Fat Outbreak
In a bit of unintentional self-satire, the CDC has dispatched a crack team of epidemiologists to West Virginia in an effort to figure out why people there are so damned fat. The CDC's investigators are charged with assessing potential disease vectors such as bad sidewalks, skimpy produce sections in local grocery stores, and a lack of low-fat sour cream in school lunch rooms. But some naysayers are questioning whether the CDC is taking its "obesity epidemic" rhetoric a bit too literally:
Daniel McGee, a professor of statistics at Florida State University who has analyzed obesity data, burst out laughing when he heard about it. "My God, what a strange thing to do," he said.

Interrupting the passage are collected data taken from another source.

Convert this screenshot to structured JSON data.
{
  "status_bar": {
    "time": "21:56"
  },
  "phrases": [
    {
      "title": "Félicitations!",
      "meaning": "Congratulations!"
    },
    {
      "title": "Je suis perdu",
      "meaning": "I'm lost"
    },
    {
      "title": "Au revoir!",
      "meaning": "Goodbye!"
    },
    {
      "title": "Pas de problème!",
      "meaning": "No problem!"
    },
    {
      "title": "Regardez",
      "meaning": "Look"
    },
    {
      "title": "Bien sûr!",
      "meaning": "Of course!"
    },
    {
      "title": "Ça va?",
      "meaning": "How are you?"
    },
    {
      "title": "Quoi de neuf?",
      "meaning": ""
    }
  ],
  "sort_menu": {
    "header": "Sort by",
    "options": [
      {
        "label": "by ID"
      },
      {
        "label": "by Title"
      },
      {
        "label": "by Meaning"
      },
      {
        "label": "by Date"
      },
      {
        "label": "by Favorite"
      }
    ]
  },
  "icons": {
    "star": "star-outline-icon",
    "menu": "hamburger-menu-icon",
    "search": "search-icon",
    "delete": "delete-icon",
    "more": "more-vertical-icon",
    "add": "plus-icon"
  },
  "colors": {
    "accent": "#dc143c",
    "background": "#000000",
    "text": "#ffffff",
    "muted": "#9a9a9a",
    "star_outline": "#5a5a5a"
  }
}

"They'll find out what we all know--that the country is no longer set up for physical exercise," Dr. McGee said. And that schoolchildren "don't get a nutritious diet." And that "there is a lot of high-fat food on the shelves of every supermarket."
But, he said, "that doesn't tell you much."
"I'm sure skinny people go to those same restaurants," Dr. McGee said. "Skinny kids go to those same schools."
David DeMets, a professor of biostatistics at the University of Wisconsin, was also extremely skeptical.
"We get a lot of false positives from that kind of investigation," Dr. DeMets said. "We get people worried," but there is no way to know whether what is found--a lack of fruits and vegetables in the schools, for example--has anything to do with the obesity epidemic.
The statisticians may laugh, but they still seem to accept the premise that people's girth is a "public health" problem ripe for collective action. How long will it be before the CDC starts quarantining fat people or removing the handles from the doors of fast food restaurants?